LA CASERNE DUPLEIX. — L’AFFAIRE LAUDET

J’extrais le passage suivant d’une déposition de M. Rascol, lieutenant dans la garde républicaine, devant la justice, déposition dont j’ai le texte, tel que le signa le témoin :

« Je suis arrivé à la caserne Dupleix à la fin de mai 1871, je ne puis préciser le jour, avec le prévôt du 2e corps d’armée. J’ai reçu l’ordre de prendre la consigne auprès d’un capitaine de chasseurs à pied qui avait fait, les jours précédents, les fonctions de prévôt et de continuer l’examen des affaires des insurgés détenus à la caserne Dupleix qui étaient au nombre de 800 environ.

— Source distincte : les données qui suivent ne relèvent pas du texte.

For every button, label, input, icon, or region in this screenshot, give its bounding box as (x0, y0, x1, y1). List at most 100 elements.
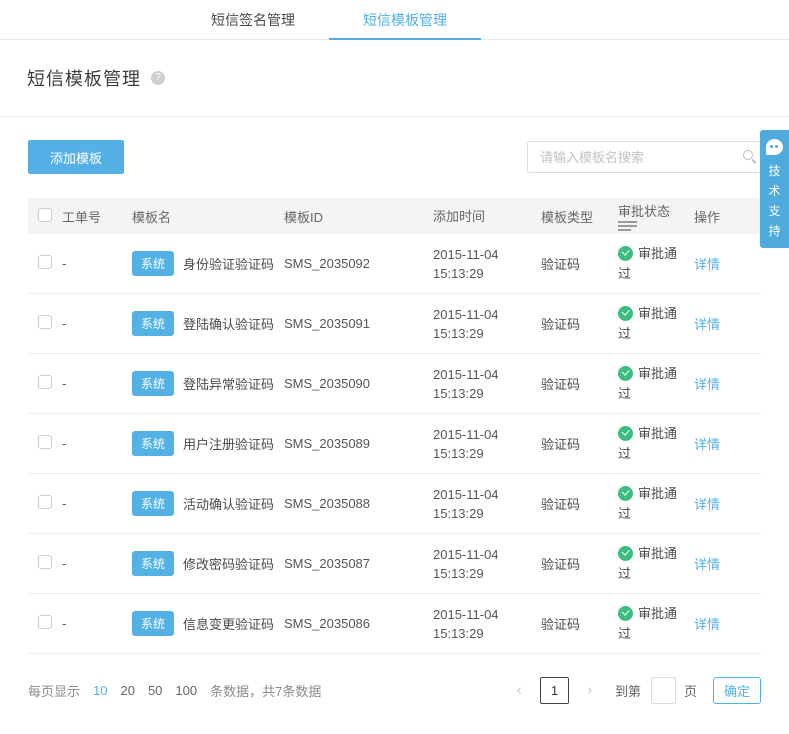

» Une heure à peu près avant mon arrivée à la caserne Dupleix, le nommé Laudet Gustave, capitaine adjudant-major du 105e bataillon fédéré, avait été passé par les armes en raison de sa participation à l’insurrection.

» Le lendemain, ou le surlendemain, dans l’après-midi, je crois, un monsieur se présenta à mon bureau et me demanda ce qu’était devenu Laudet Gustave.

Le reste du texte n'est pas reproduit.